ABSTRACT
During the first years of life, the human brain undergoes repetitive modifications in its anatomical, functional, and synaptic construction to reach the complex functional organization of the adult central nervous system. This is also the case for the visual cortex that receives visual stimuli from the environment and matures during infancy and childhood. But what about this maturation when the individual is affected by early (or congenital) blindness? The “neural Darwinism” theory predicts that when one sensory modality is lacking, as in congenital blindness, the target structures will be taken over by the afferent inputs from other senses that will promote and control their functional maturation (Edelman, 1993). This view receives support from both cross-modal plasticity experiments in animal models and functional imaging studies in man. On one hand, a reorganization of sensory representations with cross-modal expansion of nonvisual modalities into normally visual brain areas has been demonstrated, using electrode recordings, in early visually deprived animals (Rauschecker, 1995).

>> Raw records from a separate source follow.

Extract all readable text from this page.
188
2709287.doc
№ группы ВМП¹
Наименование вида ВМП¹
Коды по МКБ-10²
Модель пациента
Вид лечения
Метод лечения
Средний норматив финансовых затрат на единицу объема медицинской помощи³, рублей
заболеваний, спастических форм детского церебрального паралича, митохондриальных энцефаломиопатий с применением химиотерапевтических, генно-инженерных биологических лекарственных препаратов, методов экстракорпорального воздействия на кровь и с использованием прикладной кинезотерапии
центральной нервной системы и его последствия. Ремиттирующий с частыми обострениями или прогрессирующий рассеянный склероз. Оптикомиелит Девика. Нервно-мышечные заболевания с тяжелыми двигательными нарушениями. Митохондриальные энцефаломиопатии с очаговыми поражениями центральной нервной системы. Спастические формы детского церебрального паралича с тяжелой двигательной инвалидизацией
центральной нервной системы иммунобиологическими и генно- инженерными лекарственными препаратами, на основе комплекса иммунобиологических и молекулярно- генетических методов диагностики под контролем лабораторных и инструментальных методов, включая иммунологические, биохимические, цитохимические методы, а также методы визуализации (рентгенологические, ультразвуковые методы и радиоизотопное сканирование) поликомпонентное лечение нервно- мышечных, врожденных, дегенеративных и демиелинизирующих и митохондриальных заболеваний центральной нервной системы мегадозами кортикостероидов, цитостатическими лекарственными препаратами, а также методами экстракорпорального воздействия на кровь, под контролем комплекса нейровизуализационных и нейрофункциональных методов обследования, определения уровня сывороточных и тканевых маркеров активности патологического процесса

These physiological modifications might be partly related to behavioral abilities of congenitally blind cats, who are, for instance, faster in learning tactile exploration of space or sound localization than blindfolded controls (Rauschecker & Korte, 1993). On the other hand, over the last decade, functional brain imaging like positron emission tomography (PET) has provided further insight in the maturation processes in humans and has helped elucidate the pathophysiological processes involved in brain plasticity in the absence of vision. In this chapter we present some research applications of PET
and rehabilitation of vision to investigate sensory substitution procedures in human blindness.